A controversial book claiming France is becoming a "savage" nation with thousands of thefts, rapes and attacks going unreported daily has turned into an unlikely best seller.

Christmas illuminations are lit along the Champs Elysees avenue on November 23, 2010 in Paris, France
The author claims that France is rapidly descending into mindless violence and incivility Photo: Getty Images

Flying in the face of the traditional image of a country seen as the land of good living, 'France, A Clockwork Orange' claims that mainstream politicians and the media have long masked a far more disturbing reality: it is rapidly descending into mindless violence and incivility.
"Nobody should ignore the reality," the book claims, namely that "every 24 hours 13,000 thefts, 2,000 attacks and 200 rapes" take place in France – figures far higher than official national statistics.
Claiming to lift the lid on a taboo – "the 'ensavagement' of a nation" - it has been dismissed by some commentators and criminologists as biased, unscientific and downright racist, peddling far-Right theories linking crime and immigration.
 
Marine Le Pen urged everyone to "read it and get others to read it"
But since its release mid-January, the book by Laurent Obertone, the pseudonym of a previously unknown 28-year old journalist, has sold 35,000 copies and a fresh print run of 20,000 is on sale. It reached fifth in France's weekly Ipsos-Livres Hebdo bestseller list and is currently third in Amazon's most requested book rankings.
In the book, he clinically enumerates one gratuitous crime after another gleaned from the press, police and judiciary, before coming to the conclusion that "ultra-violent crime" is exploding in France.
 
"The real level of insecurity, probably the worst in the history of the French Republic, is around 12 million crimes per year," he claims.

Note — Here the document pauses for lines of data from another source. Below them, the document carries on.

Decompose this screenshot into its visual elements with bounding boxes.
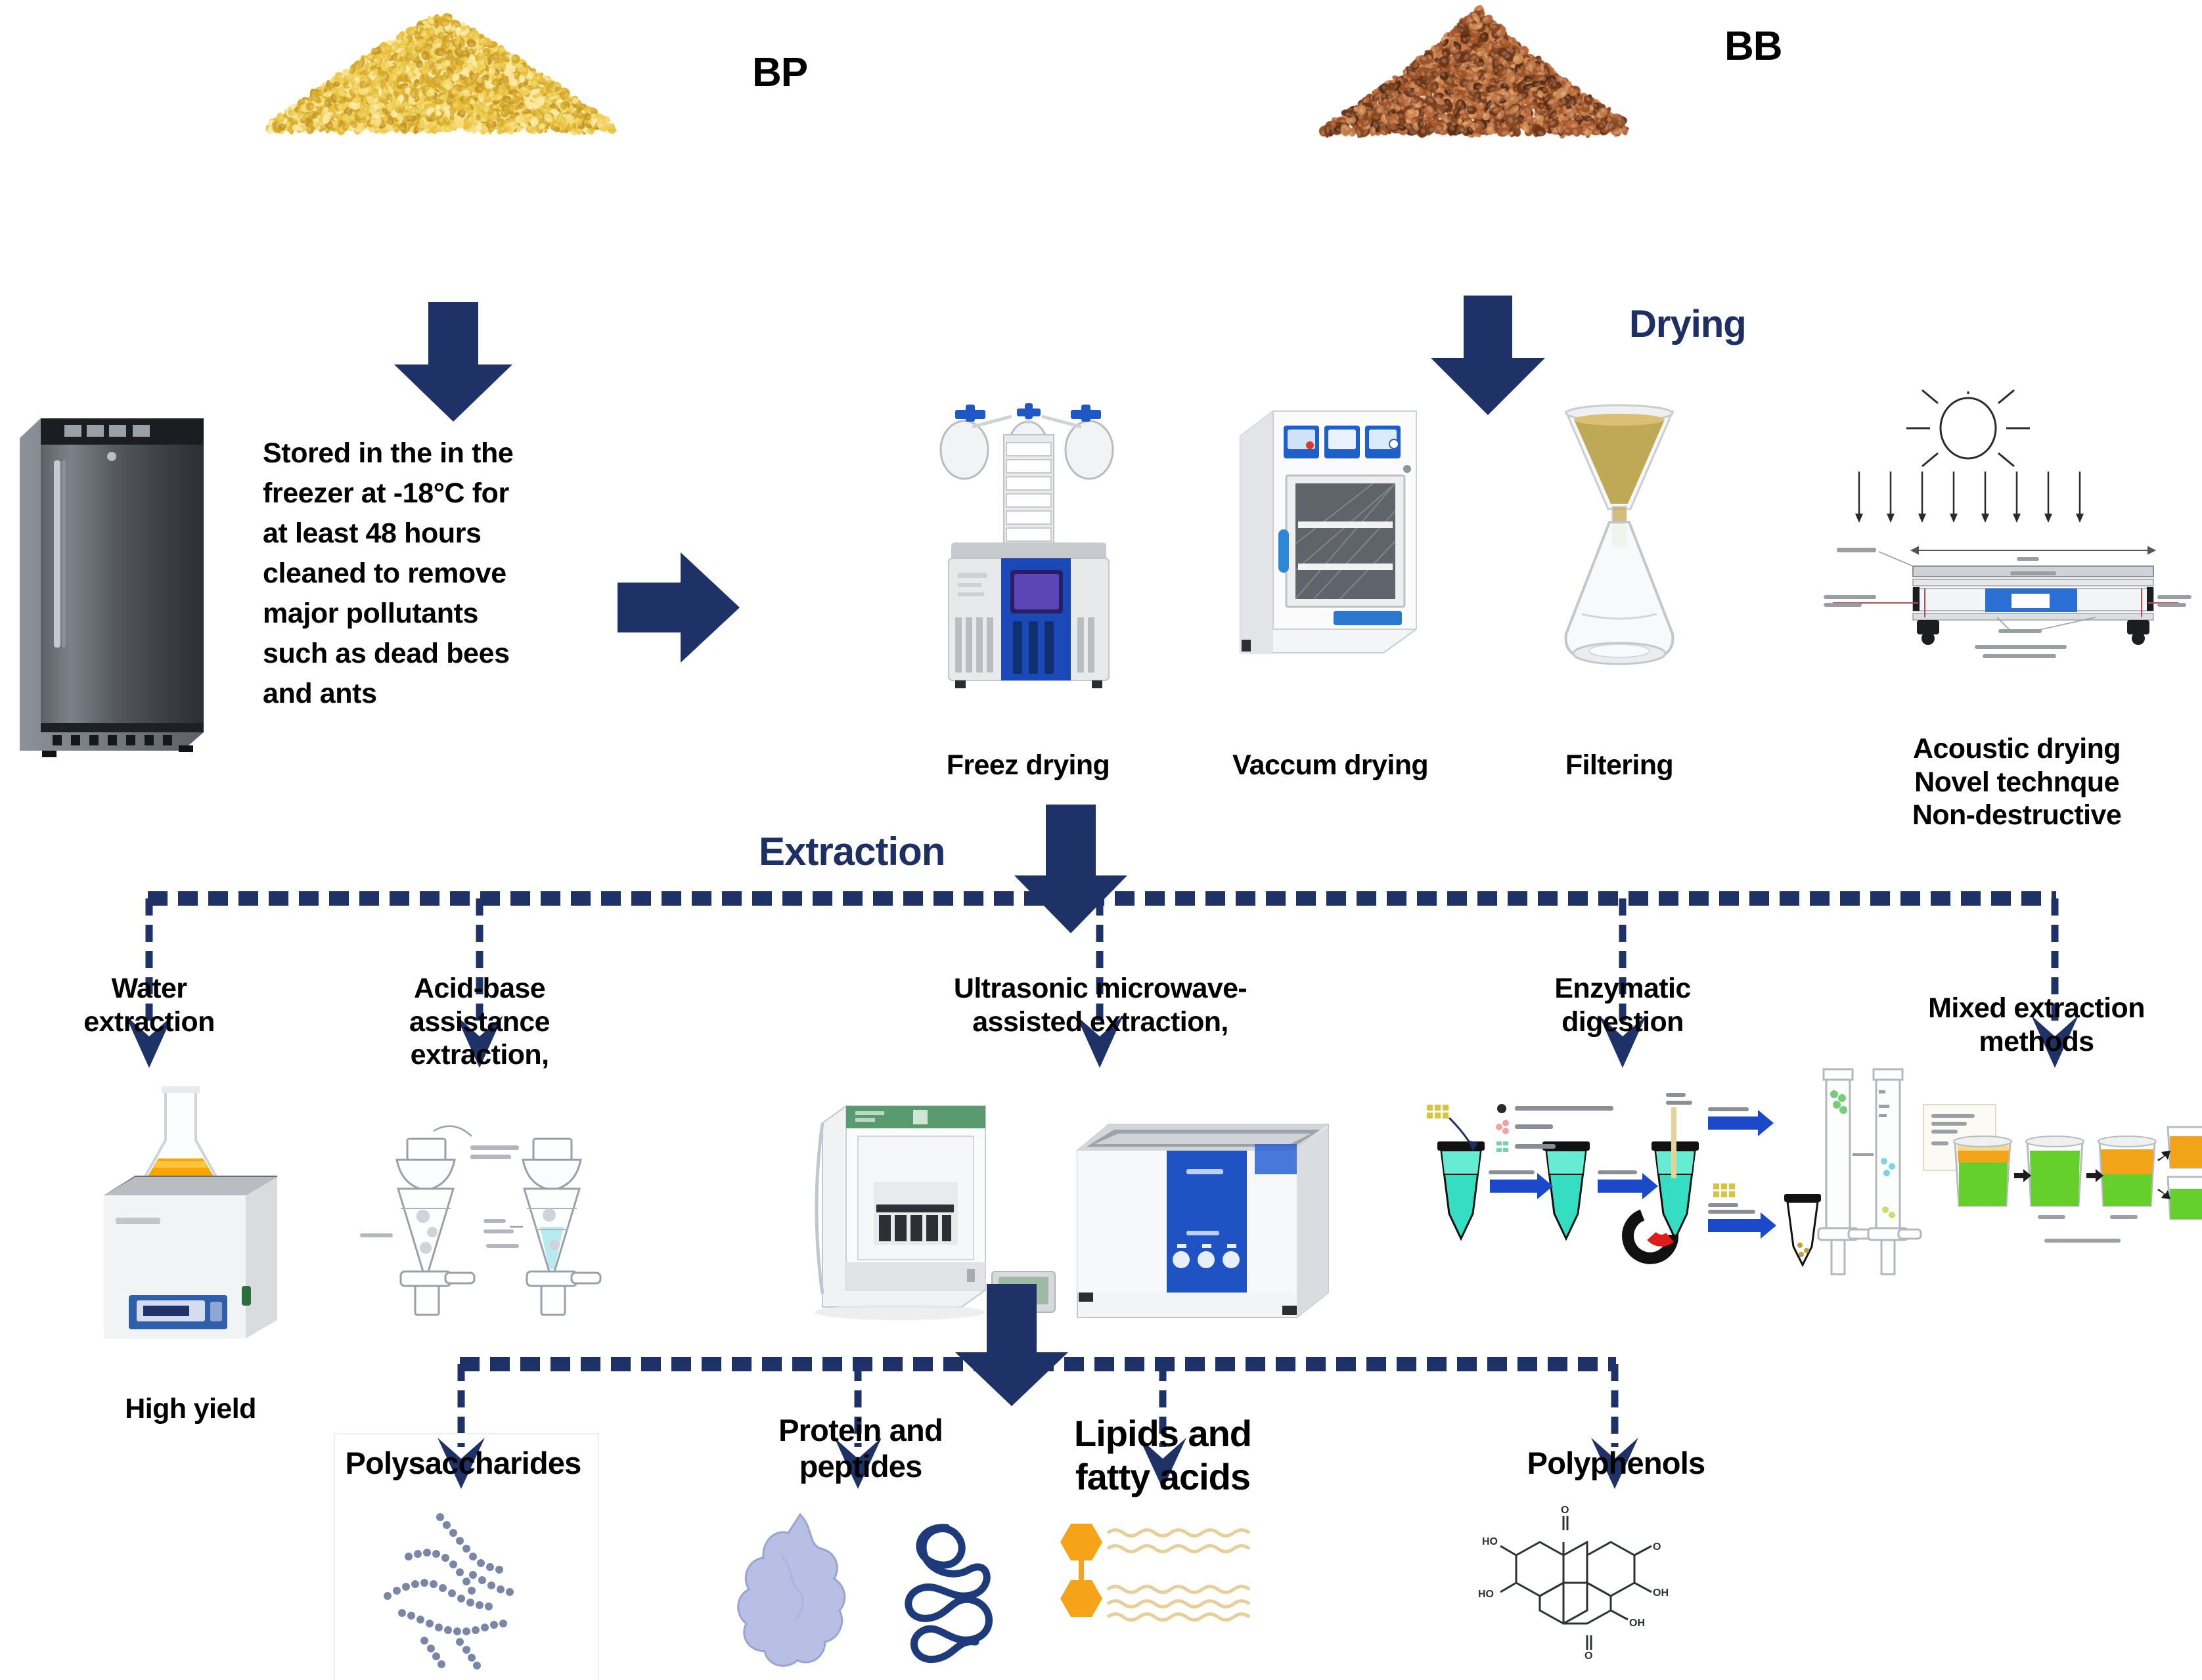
acidbase-line-2: assistance [358, 1006, 601, 1039]
enzyme-tubes-icon [1426, 1090, 1846, 1307]
ultrasonic-line-1: Ultrasonic microwave- [877, 972, 1324, 1006]
acidbase-line-3: extraction, [358, 1038, 601, 1072]
extraction-method-label-water: Water extraction [28, 972, 271, 1038]
svg-text:O: O [1653, 1541, 1661, 1553]
storage-line: freezer at -18°C for [263, 474, 572, 514]
arrow-storage-to-drying [618, 548, 742, 667]
storage-description: Stored in the in the freezer at -18°C fo… [263, 433, 572, 714]
protein-line-1: Protein and [723, 1412, 999, 1448]
product-label-protein: Protein and peptides [723, 1412, 999, 1485]
extraction-method-label-enzymatic: Enzymatic digestion [1491, 972, 1754, 1038]
mixed-line-1: Mixed extraction [1872, 992, 2201, 1025]
drying-method-label-filtering: Filtering [1511, 749, 1728, 782]
acoustic-title: Acoustic drying [1846, 732, 2188, 766]
protein-line-2: peptides [723, 1448, 999, 1484]
extraction-stage-label: Extraction [759, 829, 945, 874]
storage-line: cleaned to remove [263, 554, 572, 594]
svg-text:HO: HO [1482, 1536, 1498, 1547]
product-label-polyphenols: Polyphenols [1478, 1445, 1754, 1481]
bee-bread-heap-image [1301, 0, 1655, 141]
polyphenol-structure-icon: HO HO OH O O O OH [1465, 1511, 1675, 1675]
polysaccharide-chain-icon [368, 1491, 565, 1675]
storage-line: and ants [263, 674, 572, 714]
acoustic-dryer-icon [1813, 394, 2194, 670]
drying-method-label-vacuum: Vaccum drying [1202, 749, 1458, 782]
svg-text:O: O [1561, 1505, 1569, 1516]
svg-text:OH: OH [1653, 1587, 1669, 1599]
lipids-line-1: Lipids and [1031, 1412, 1294, 1455]
acoustic-sub-2: Non-destructive [1846, 799, 2188, 832]
ultrasonic-line-2: assisted extraction, [877, 1006, 1324, 1039]
product-label-lipids: Lipids and fatty acids [1031, 1412, 1294, 1499]
peptide-coil-icon [884, 1517, 1022, 1675]
figure-canvas: BP BB Drying [0, 0, 2202, 1680]
extraction-method-label-mixed: Mixed extraction methods [1872, 992, 2201, 1058]
water-bath-flask-icon [92, 1077, 289, 1353]
protein-blob-icon [729, 1511, 880, 1675]
water-line-2: extraction [28, 1006, 271, 1039]
extraction-method-label-ultrasonic: Ultrasonic microwave- assisted extractio… [877, 972, 1324, 1038]
mixed-line-2: methods [1872, 1025, 2201, 1059]
storage-line: Stored in the in the [263, 433, 572, 474]
acoustic-sub-1: Novel technque [1846, 766, 2188, 799]
acidbase-line-1: Acid-base [358, 972, 601, 1006]
lipids-line-2: fatty acids [1031, 1455, 1294, 1499]
bee-pollen-heap-image [243, 7, 637, 138]
storage-line: such as dead bees [263, 634, 572, 674]
bee-pollen-label: BP [752, 49, 807, 96]
svg-text:HO: HO [1478, 1589, 1494, 1600]
storage-line: major pollutants [263, 594, 572, 634]
bee-bread-label: BB [1724, 23, 1782, 70]
drying-method-label-freeze: Freez drying [907, 749, 1150, 782]
enzymatic-line-1: Enzymatic [1491, 972, 1754, 1006]
mixed-extraction-icon [1813, 1064, 2202, 1327]
svg-text:O: O [1584, 1650, 1592, 1662]
freeze-dryer-icon [933, 401, 1123, 690]
separatory-funnel-icon [355, 1116, 631, 1346]
storage-line: at least 48 hours [263, 514, 572, 554]
water-line-1: Water [28, 972, 271, 1006]
drying-stage-label: Drying [1629, 302, 1746, 346]
arrow-bp-to-freezer [381, 302, 526, 424]
vacuum-oven-icon [1235, 406, 1426, 669]
funnel-flask-icon [1544, 397, 1695, 673]
extraction-method-label-acid-base: Acid-base assistance extraction, [358, 972, 601, 1072]
enzymatic-line-2: digestion [1491, 1006, 1754, 1039]
drying-method-label-acoustic: Acoustic drying Novel technque Non-destr… [1846, 732, 2188, 832]
freezer-icon [13, 404, 210, 759]
arrow-bb-to-drying [1419, 296, 1557, 417]
lipid-bilayer-icon [1045, 1517, 1288, 1668]
svg-text:OH: OH [1629, 1618, 1645, 1629]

To reach this figure, the author contends that true crime rates are "three times higher" than official figures as these only take into account registered or solved crimes.

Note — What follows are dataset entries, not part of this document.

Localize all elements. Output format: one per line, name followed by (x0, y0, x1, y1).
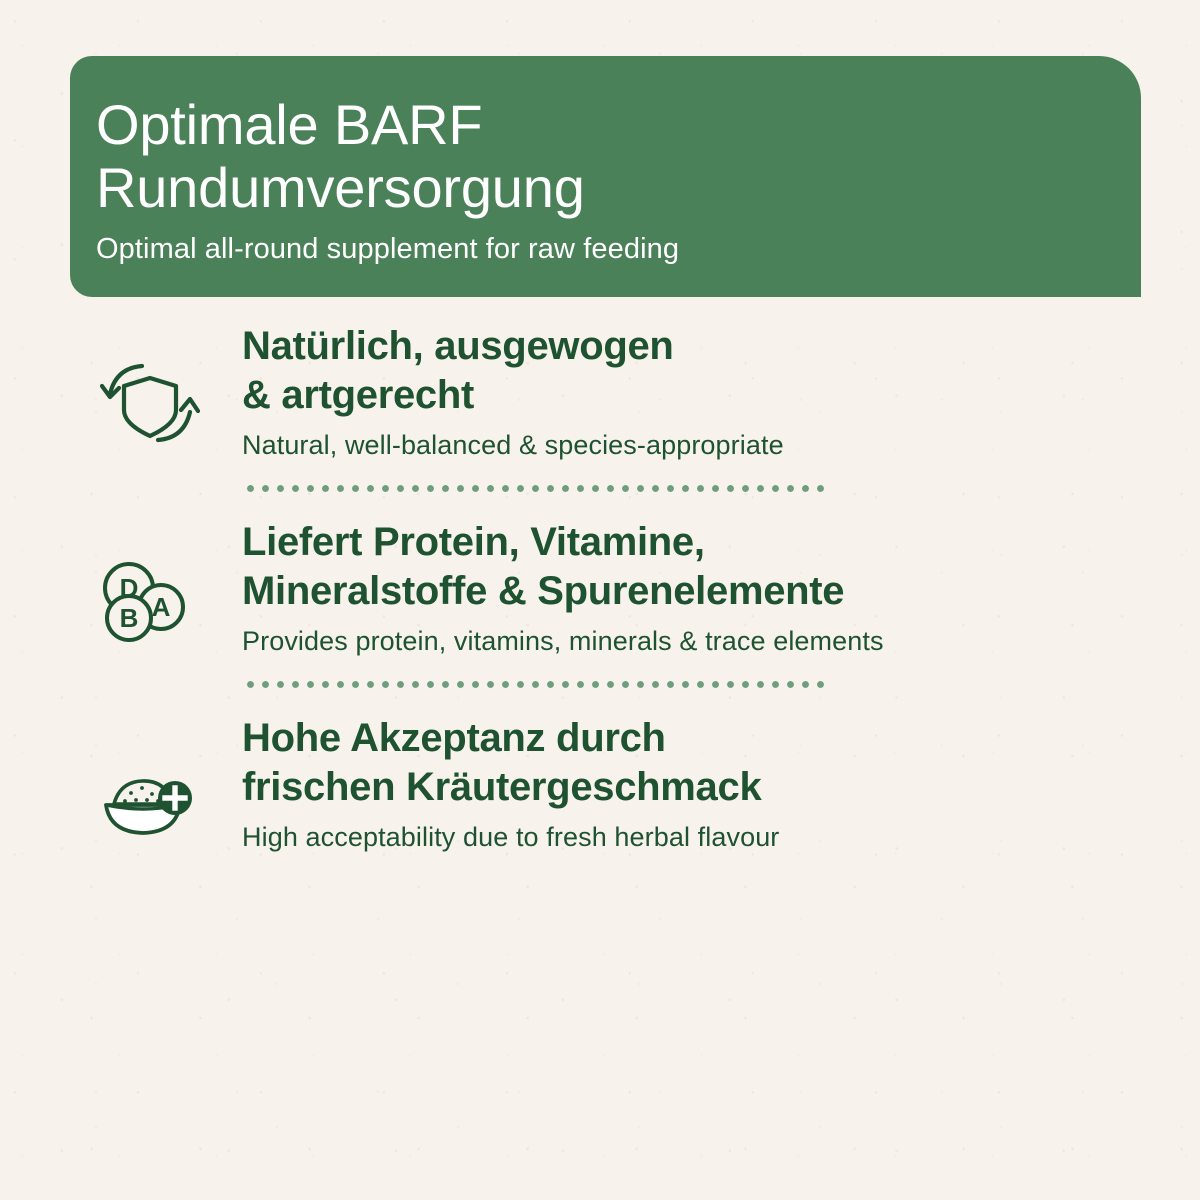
feature-list: Natürlich, ausgewogen & artgerecht Natur… (0, 320, 1200, 853)
vitamin-letter-b: B (120, 603, 139, 633)
feature-text-block: Liefert Protein, Vitamine, Mineralstoffe… (202, 516, 884, 657)
feature-heading: Natürlich, ausgewogen & artgerecht (242, 322, 784, 420)
feature-heading: Hohe Akzeptanz durch frischen Kräuterges… (242, 714, 779, 812)
banner-title: Optimale BARF Rundumversorgung (96, 94, 1141, 219)
feature-heading: Liefert Protein, Vitamine, Mineralstoffe… (242, 518, 884, 616)
dotted-divider (243, 681, 826, 688)
feature-subtitle: High acceptability due to fresh herbal f… (242, 821, 779, 853)
feature-row: D B A Liefert Protein, Vitamine, Mineral… (0, 516, 1200, 657)
feature-icon-wrapper: D B A (98, 516, 202, 644)
feature-row: Natürlich, ausgewogen & artgerecht Natur… (0, 320, 1200, 461)
vitamin-letter-d: D (120, 573, 139, 603)
feature-subtitle: Provides protein, vitamins, minerals & t… (242, 625, 884, 657)
food-bowl-plus-icon (98, 774, 198, 842)
feature-icon-wrapper (98, 320, 202, 446)
feature-text-block: Hohe Akzeptanz durch frischen Kräuterges… (202, 712, 779, 853)
banner-subtitle: Optimal all-round supplement for raw fee… (96, 232, 1141, 267)
vitamin-letter-a: A (152, 592, 171, 622)
feature-subtitle: Natural, well-balanced & species-appropr… (242, 429, 784, 461)
header-banner: Optimale BARF Rundumversorgung Optimal a… (70, 56, 1141, 297)
shield-refresh-icon (98, 354, 202, 446)
feature-text-block: Natürlich, ausgewogen & artgerecht Natur… (202, 320, 784, 461)
feature-row: Hohe Akzeptanz durch frischen Kräuterges… (0, 712, 1200, 853)
feature-icon-wrapper (98, 712, 202, 842)
dotted-divider (243, 485, 826, 492)
vitamins-dba-circles-icon: D B A (98, 560, 190, 644)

Speaking on France 2, Mr Obertone said: "I am fighting for a truth I have felt and that does not get the media exposure it deserves." The book, which calls for a hard line on prison sentences, has struck a nerve as France's parliament this week begins a debate on reforms aimed at making prison a "last resort" by using fines, probation, treatment and training for less serious crimes.

They are due to reverse a decade of "zero tolerance" crime policy under Nicolas Sarkozy, who made his name as Jacques Chirac's hardline interior minister before becoming president.
Sales of Mr Obertone's incendiary jumped after Marine Le Pen, leader of the National Front, urged everyone to "read it and get others to read it".

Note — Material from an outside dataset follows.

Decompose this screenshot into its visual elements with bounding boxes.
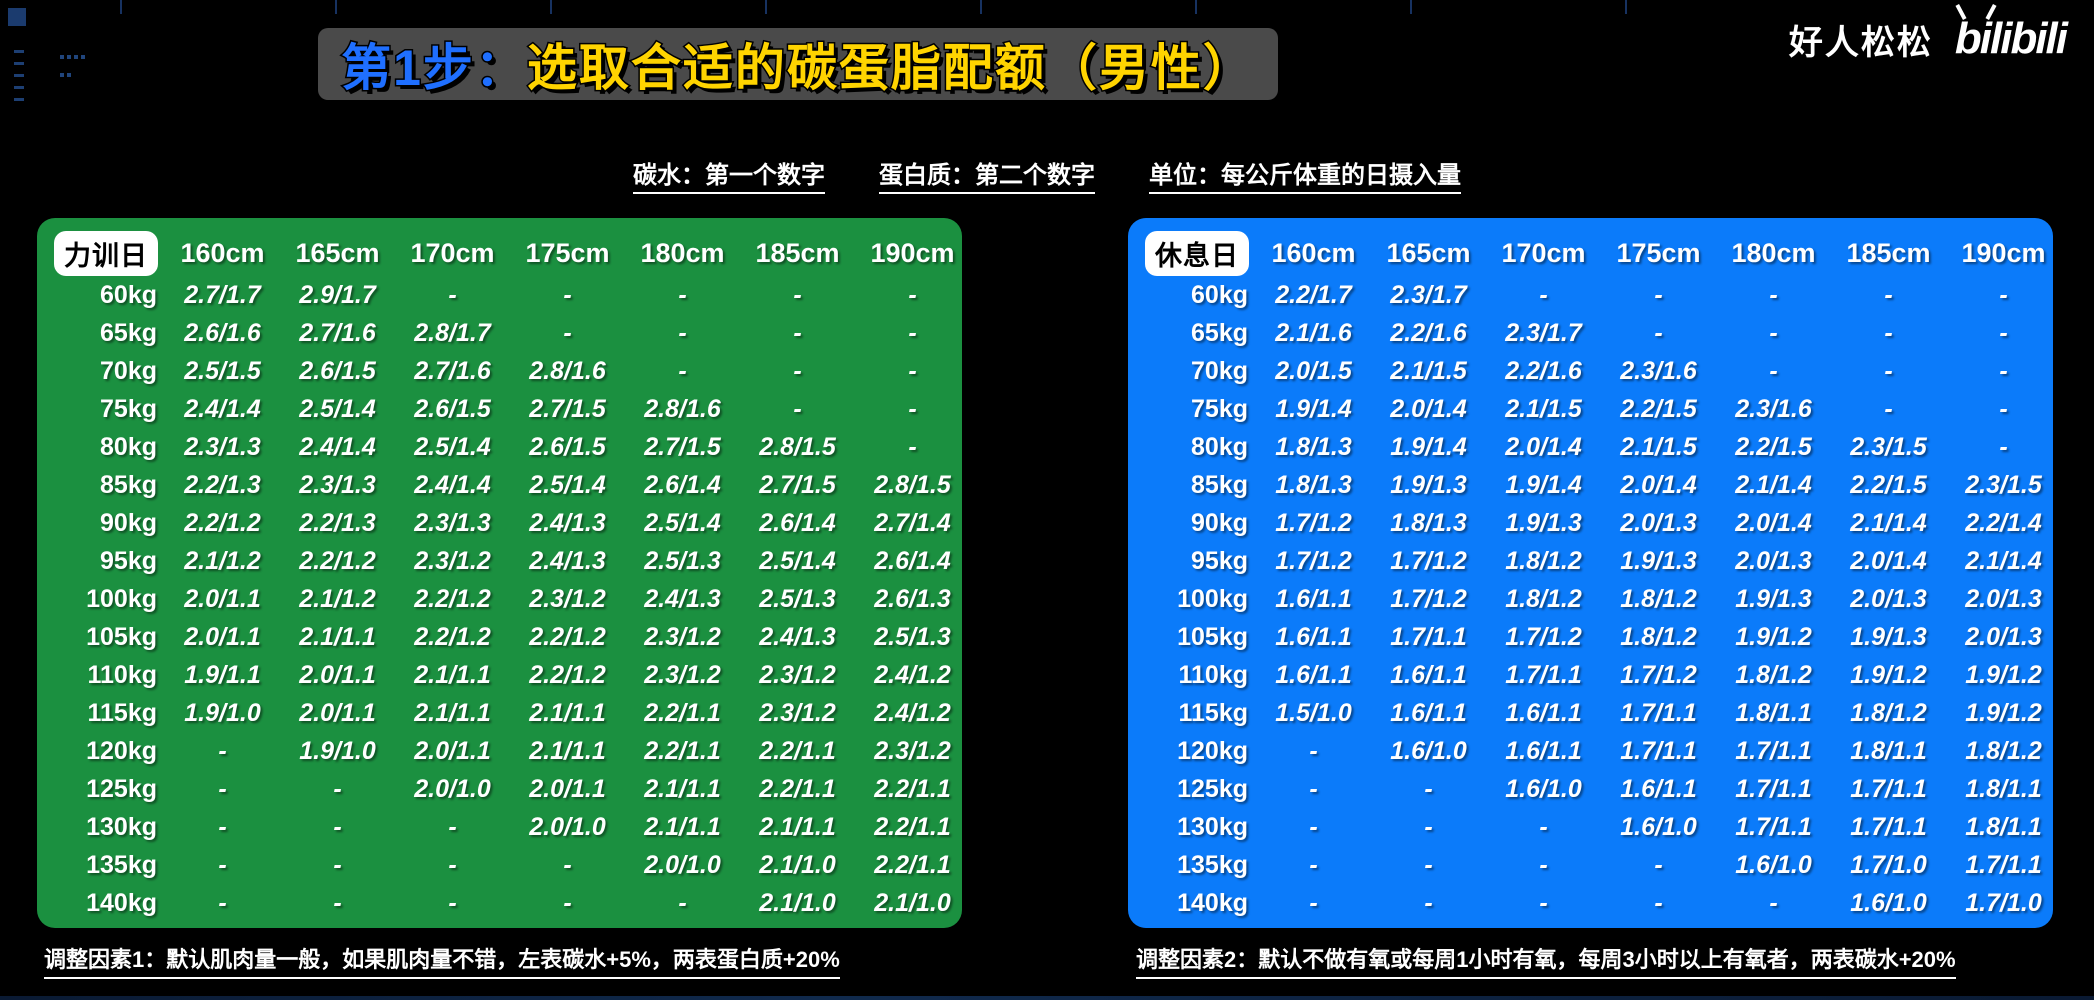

Mr Obertone denies being a far-Right sympathiser saying he has "no political commitment".
But Mediapart, the Left-wing investigative website, claims to have "outed" him as the author of a far-Right, racist blog. He denies the charge and intends to press charges for defamation.

The criminologist Laurent Muchelli said: "This accumulation of more or less accurate figures and truncated crimes serves one purpose: to reach the (perfectly explicit) conclusion that all this is the fault of Arabs and Blacks and that hundreds of thousands of new prison places should be opened to shut them up."

The reality, he went on, was that delinquency involving foreigners has consistently decreased as a percentage of the total population since the 1970s.